Il Pakistan, storico amico degli Stati Uniti, ha optato per un’alleanza con Pechino per contrapporsi all’India. Perciò ha consegnato loro ferrovie, autostrade e il porto di Gwadar, affacciato sul Mar Arabico. «Con quest’ultimo investimento la Cina ha un accesso al mare in più senza entrare nel Golfo del Bengala» spiega Sisci. «Il Pakistan però è fieramente indipendente, di non facile gestione e sunnita mentre, l’altro partner, l’Iran è sciita».
Anche la Turchia, alleato degli Usa e membro della Nato, dopo il fallito golpe del 2016 e la crisi finanziaria seguita alle sanzioni americane per l’acquisto del sistema missilistico S-400 dalla Russia, guarda sempre con più interesse al player globale asiatico. Recep Tayyip Erdogan cerca di ridisegnare il suo posizionamento internazionale e avvicinarsi al Dragone e al suo mega progetto di Via della seta.
Altro elemento problematico per dare il via alla rotta è la frontiera tra Iran e Pakistan nel Belucistan, ricco di minerali, gas, petrolio e oro. Qui ci sono spinte secessioniste da parte delle minoranze baluci e l’area è diventata terreno per gruppi jihadisti e trafficanti di oppio ed eroina. Xi Jinping per arginare il pericolo di instabilità ha firmato progetti per un valore di 11 miliardi di dollari con il Pakistan, tra cui una diga idroelettrica da 3,9 miliardi di dollari e un potenziamento ferroviario da 7,2 miliardi.
Lo scopo è collegare il Pakistan direttamente alla Cina attraverso l’Afghanistan e il Tajikistan. Sebbene la ferrovia sia stata lanciata per promuovere le relazioni tra i Paesi membri fondatori dell’Eco (Economic cooperation organization), offre un percorso breve e conveniente per il trasporto di merci anche tra Asia ed Europa. Dalla Turchia, infatti, la tratta può collegarsi alle reti ferroviarie europee tramite il tunnel sottomarino Marmaray di Istanbul. Il treno coprirà i 6.500 chilometri in 11 giorni e mezzo, mentre il trasporto via mare dai Paesi europei al Pakistan ne richiede 45.
Restano però alcune criticità. Il tratto fra Quetta e Taftan in Pakistan non è ancora a norma e finora la rotta è stata utilizzata solo per viaggi di prova. Poi ci sono le restrizioni poste dalle sanzioni statunitensi a Teheran.

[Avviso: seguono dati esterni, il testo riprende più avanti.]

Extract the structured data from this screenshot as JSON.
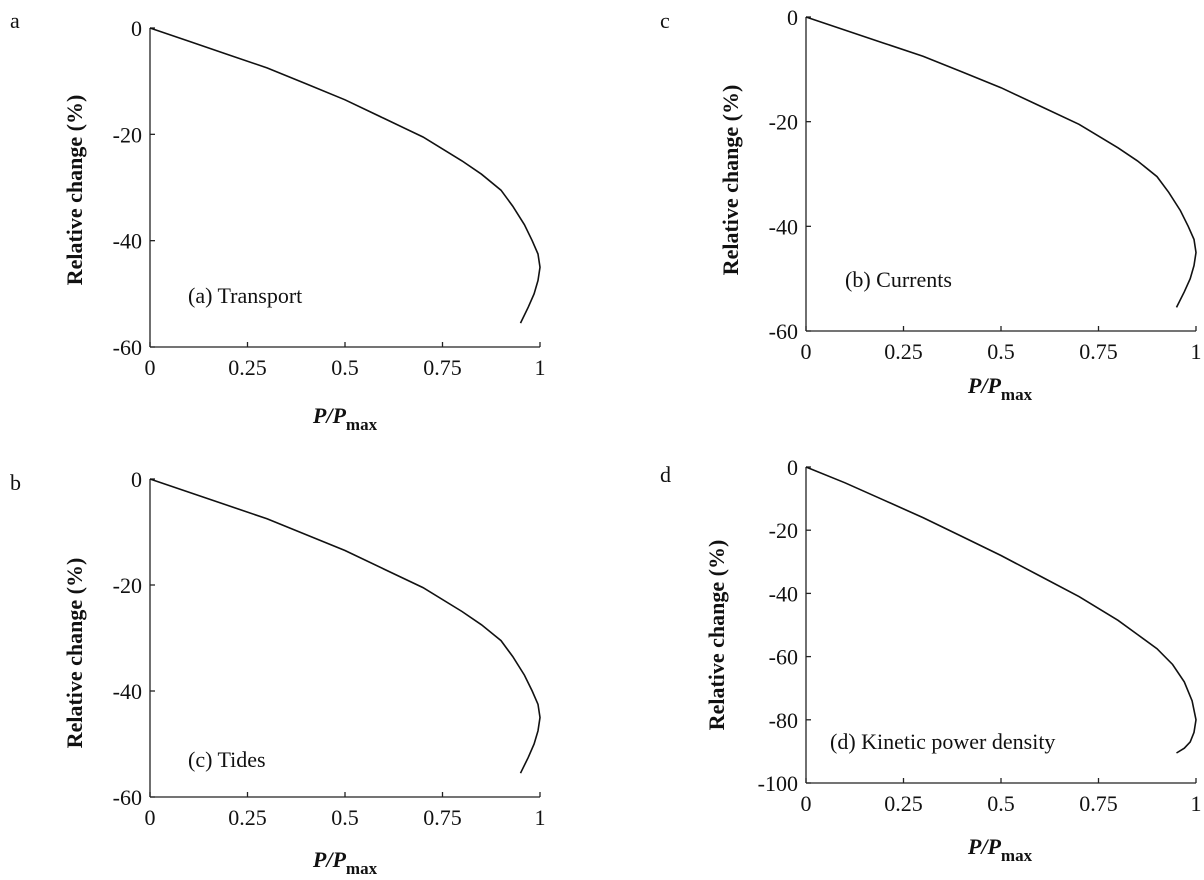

I clienti che esportavano negli Stati Uniti e in Europa sono riluttanti a prenotare uno spazio sul treno, poiché dovrebbe passare per l’Iran. D’altra parte, i clienti regionali – che esportano localmente – hanno volumi troppo piccoli e non si riesce a mantenere un regolare servizio ferroviario. Anche Mosca sta tentando di avviare collegamenti con Teheran e ha dovuto affrontare gli stessi problemi.
Infine il caos afghano, dopo il ritiro americano lo scorso 30 agosto, potrebbe complicare il quadro con una recrudescenza di terrorismo e jihadismo. Mentre la pandemia da Covid-19 ha messo in evidenza le strozzature nelle grande vie commerciali, i prezzi del trasporto aereo e marittimo sono saliti alle stelle e hanno reso il progetto allettante. Tanto che si sta già pensando anche a un servizio per viaggiatori. E presto uno scrittore potrebbe di nuovo trovare la giusta ispirazione per un raffinato racconto dai personaggi stravaganti.